Para designar o ‘fora’, a Igreja Romana, tão zelosa do uso exclusivo da língua latina, admitiu uma expressão do latim vulgar: ‘fuori le mura’; várias igrejas romanas chamam-se assim. A expressão lembra aqueles ‘diesque nostros in tua pace disponas’ que foi inserto porque ‘fuori le mura’ não havia aquela paz. A epopeia eclesiástica da liturgia decorreu só dentro dos muros. Lá fora, havia os bárbaros e a destruição.

***




[1] Jâmbico (ou iâmbico), na literatura grego-latina antiga, era um tipo de unidade de ritmo do verso (ou, do verso), este especificamente composto de uma sílaba curta seguida de uma sílaba longa. A partir do séc. II da era cristã, diz Carpeaux que “perde-se a segurança” na contagem das sílabas poéticas porque “os poetas latinos caem com freqüência em erros prosódicos, enganando-se com respeito à quantidade das sílabas; mas [era] sobre a quantidade das sílabas [que] se base[ava] a métrica greco-romana”. Passa-se portanto a procurar um “novo apoio” para a contagem rítmica dos versos (ou seja, prosódia), que é encontrado então “no acento da palavra falada”: “A liturgia cristã contribuiu para essa modificação essencial, pelo uso das antífonas com a sua prosódia diferente. Contudo, não está esclarecido se a verdadeira origem da nova métrica se encontra na evolução da língua latina ou na liturgia”.

Portanto, o jâmbico (ou iâmbico), a partir deste período, passou a ser a unidade de ritmo do verso composta não mais por uma sílaba curta seguida de uma longa, mas a composta de uma sílaba átona seguida de uma sílaba tônica (ou, uma fraca seguida de uma forte, dentro do conceito de sílaba poética que hoje nos é familiar). Nas epopéias greco-latinas, porém, era comum que se usasse o dáctilo como pé, ou seja, uma sílaba longa seguida de duas curtas, e não o iâmbico.

Na literatura greco-romana antiga, os versos geralmente eram compostos por 6 pés, ou seja, 6 agrupamentos silábicos, e a isso se chamava de hexâmetro. Se o quinto agrupamento (5º pé) desse hexâmetro fosse um dáctilo (longa-curta-curta), tinha-se portanto o conhecido hexâmetro dáctilo.

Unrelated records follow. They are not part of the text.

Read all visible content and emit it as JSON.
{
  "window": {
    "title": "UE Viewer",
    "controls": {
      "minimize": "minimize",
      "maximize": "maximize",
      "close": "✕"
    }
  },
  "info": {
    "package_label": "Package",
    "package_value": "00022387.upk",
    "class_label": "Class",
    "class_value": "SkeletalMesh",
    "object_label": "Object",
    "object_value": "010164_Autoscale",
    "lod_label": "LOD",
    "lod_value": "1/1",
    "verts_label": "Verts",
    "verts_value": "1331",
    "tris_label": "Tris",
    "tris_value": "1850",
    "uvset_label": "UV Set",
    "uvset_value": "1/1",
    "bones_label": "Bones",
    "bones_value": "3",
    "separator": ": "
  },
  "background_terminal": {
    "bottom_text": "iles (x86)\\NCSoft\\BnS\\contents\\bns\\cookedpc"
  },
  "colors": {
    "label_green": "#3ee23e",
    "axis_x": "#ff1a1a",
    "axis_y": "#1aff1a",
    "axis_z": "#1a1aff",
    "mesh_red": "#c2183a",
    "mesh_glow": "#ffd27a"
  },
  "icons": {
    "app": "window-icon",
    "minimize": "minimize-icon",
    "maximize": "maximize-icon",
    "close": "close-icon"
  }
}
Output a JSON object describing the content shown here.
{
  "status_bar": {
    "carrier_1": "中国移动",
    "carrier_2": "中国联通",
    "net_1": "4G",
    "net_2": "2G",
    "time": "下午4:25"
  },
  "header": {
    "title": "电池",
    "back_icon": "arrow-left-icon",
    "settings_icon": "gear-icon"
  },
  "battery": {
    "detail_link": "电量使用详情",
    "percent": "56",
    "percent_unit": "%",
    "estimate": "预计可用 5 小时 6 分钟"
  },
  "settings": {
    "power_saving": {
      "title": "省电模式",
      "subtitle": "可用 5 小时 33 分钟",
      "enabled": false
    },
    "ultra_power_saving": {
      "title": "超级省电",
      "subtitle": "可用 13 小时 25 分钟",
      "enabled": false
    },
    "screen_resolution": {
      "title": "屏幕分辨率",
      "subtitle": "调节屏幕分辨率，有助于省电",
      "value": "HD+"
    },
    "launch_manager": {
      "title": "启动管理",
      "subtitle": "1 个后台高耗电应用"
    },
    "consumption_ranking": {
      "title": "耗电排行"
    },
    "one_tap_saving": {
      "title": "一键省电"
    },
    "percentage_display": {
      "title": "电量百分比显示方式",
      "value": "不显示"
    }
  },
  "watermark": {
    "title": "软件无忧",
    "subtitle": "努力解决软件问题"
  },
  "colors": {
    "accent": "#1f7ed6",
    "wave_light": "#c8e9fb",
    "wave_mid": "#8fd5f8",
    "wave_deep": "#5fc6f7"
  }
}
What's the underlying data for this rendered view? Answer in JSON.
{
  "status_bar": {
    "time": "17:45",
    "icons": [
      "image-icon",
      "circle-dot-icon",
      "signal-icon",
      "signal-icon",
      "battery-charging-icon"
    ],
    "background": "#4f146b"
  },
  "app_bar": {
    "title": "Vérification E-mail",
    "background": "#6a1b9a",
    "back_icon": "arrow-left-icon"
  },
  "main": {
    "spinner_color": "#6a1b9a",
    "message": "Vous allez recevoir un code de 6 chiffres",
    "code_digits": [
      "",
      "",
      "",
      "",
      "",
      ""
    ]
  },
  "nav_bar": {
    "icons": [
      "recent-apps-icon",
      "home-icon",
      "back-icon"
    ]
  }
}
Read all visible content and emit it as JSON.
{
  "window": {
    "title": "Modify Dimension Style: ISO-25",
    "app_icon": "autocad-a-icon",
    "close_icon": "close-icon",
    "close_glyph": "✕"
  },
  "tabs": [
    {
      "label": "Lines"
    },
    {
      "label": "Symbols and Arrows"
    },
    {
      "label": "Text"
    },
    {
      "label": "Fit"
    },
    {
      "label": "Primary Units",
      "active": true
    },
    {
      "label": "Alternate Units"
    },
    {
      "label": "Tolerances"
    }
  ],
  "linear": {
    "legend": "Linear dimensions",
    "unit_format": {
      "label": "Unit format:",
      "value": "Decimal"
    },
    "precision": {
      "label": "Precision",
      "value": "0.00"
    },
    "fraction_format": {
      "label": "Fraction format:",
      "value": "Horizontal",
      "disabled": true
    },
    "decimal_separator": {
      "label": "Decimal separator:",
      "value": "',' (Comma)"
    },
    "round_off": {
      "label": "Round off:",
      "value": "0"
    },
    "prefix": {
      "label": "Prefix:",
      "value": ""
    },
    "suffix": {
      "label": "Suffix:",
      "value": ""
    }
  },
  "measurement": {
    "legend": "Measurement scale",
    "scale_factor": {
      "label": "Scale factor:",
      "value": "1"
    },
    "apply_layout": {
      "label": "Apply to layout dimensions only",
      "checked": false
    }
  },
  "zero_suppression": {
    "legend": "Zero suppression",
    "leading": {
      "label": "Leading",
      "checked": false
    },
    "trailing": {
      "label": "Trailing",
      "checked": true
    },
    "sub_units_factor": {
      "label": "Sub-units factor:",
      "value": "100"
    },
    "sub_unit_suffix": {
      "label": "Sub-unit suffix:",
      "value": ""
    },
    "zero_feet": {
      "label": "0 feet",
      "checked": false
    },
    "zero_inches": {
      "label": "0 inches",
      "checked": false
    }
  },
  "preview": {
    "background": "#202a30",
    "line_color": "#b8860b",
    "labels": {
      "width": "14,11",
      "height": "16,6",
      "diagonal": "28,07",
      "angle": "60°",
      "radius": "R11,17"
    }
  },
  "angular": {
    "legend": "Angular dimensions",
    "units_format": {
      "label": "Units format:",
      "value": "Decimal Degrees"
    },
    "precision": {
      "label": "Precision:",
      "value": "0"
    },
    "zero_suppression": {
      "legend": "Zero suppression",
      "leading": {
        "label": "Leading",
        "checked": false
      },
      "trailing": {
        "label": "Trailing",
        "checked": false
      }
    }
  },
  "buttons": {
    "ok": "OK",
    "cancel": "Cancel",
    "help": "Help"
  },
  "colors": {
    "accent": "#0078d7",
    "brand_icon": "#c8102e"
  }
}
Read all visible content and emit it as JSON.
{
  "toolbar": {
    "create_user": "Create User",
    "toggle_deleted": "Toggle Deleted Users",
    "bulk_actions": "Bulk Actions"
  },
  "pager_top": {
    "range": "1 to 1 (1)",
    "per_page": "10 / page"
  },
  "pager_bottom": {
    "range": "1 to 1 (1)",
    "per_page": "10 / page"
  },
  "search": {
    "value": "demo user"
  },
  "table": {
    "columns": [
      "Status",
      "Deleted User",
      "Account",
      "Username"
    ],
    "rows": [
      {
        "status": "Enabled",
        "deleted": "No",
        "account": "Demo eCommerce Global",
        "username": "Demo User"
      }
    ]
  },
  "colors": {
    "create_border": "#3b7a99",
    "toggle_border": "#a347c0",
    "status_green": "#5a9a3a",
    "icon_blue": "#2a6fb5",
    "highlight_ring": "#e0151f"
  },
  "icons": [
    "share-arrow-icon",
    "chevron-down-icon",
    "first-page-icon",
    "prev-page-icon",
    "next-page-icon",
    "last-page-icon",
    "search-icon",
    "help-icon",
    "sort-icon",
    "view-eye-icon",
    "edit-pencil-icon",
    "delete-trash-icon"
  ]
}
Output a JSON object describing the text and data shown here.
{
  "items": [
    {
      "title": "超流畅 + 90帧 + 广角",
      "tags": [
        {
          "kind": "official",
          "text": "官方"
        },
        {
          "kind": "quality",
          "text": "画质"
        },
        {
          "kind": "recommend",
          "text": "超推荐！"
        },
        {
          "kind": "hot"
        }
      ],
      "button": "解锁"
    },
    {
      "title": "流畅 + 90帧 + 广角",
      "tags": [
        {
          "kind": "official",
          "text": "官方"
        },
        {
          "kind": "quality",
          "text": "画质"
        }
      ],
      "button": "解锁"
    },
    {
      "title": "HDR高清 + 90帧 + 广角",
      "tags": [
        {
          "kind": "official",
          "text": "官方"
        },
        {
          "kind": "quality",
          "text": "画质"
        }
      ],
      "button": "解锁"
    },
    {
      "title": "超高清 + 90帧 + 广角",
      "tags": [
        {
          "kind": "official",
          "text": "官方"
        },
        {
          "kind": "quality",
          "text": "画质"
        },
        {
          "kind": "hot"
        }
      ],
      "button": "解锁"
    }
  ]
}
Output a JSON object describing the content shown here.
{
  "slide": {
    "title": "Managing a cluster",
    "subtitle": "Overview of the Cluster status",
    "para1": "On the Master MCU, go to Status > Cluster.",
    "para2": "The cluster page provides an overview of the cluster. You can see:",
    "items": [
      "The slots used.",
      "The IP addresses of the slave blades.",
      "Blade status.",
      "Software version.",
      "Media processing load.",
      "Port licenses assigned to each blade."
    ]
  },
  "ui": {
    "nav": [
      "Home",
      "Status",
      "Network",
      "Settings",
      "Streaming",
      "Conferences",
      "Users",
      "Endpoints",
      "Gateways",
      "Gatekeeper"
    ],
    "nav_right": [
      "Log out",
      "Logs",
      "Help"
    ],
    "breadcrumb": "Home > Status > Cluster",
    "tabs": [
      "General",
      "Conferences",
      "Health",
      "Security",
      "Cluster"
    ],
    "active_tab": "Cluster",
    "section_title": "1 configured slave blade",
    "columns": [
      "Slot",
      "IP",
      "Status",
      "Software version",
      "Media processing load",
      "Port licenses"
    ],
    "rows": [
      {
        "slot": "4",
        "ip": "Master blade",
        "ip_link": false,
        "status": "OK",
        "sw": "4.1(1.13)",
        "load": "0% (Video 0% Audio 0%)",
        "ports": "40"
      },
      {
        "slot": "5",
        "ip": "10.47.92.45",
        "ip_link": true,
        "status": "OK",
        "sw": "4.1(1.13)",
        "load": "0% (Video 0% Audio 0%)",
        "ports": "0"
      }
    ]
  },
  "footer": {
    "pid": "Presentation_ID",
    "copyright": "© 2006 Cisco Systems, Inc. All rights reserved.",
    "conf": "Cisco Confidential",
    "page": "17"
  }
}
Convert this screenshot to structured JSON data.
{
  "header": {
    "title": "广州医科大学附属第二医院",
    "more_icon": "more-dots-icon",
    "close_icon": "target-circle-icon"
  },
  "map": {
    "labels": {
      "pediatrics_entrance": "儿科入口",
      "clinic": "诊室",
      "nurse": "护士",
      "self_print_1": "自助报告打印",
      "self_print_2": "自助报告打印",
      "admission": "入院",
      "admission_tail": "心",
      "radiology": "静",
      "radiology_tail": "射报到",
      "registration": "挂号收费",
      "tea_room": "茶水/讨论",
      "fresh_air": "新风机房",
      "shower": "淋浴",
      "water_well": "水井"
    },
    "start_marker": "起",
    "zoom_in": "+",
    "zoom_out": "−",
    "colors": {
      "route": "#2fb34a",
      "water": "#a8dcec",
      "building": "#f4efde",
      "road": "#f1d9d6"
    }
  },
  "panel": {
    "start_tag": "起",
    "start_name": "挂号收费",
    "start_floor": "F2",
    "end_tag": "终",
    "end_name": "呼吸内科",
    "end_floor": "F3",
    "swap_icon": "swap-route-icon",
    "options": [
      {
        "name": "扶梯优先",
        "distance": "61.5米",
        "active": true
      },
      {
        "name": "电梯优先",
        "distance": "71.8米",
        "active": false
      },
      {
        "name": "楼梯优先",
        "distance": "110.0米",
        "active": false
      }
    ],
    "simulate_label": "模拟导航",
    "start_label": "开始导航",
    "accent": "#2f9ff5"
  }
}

Assim como, portanto, o hexâmetro dáctilo era um verso de 6 pés cujo 5º devia ser de tipo dáctilo, um diâmetro iâmbico seria (salvo engano) um verso que termina com 2 pés de tipo iâmbico (2 x átona-tônica). Uma estrofe de quatro versos compostos, por sua vez, de quatro diâmetros iâmbicos, que Carpeaux diz ser o caso desses primeiros hinos da Igreja, seria (de novo: salvo engano) algo como:
               
            “Jesu corona virginum
            Quem Mater illa concipit
            Quae sola Virgo parturit
            Haec vota clemens accipe.
  
            Qui pascis inter lilia,
            septus choreis Virginum
            sponsas decorans gloria,
            sponsisque reddens praemia.

            Quocumque pergis, virgines
            sequuntur, atque laudibus
            post te canentes cursitant
            hymnosque dulces personant.

            Te deprecamur largius
            nostris adauge sensibus
            nescire prorsus omnia,
            corruptionis vulnera.

            Virtus, honor, laus, gloria,
            Deo Patri cum Filio,
            Sancto simul Paraclito
            In saeculorum saecula”.

                               (Jesu corona virginum, atribuído a Sto. Ambrósio.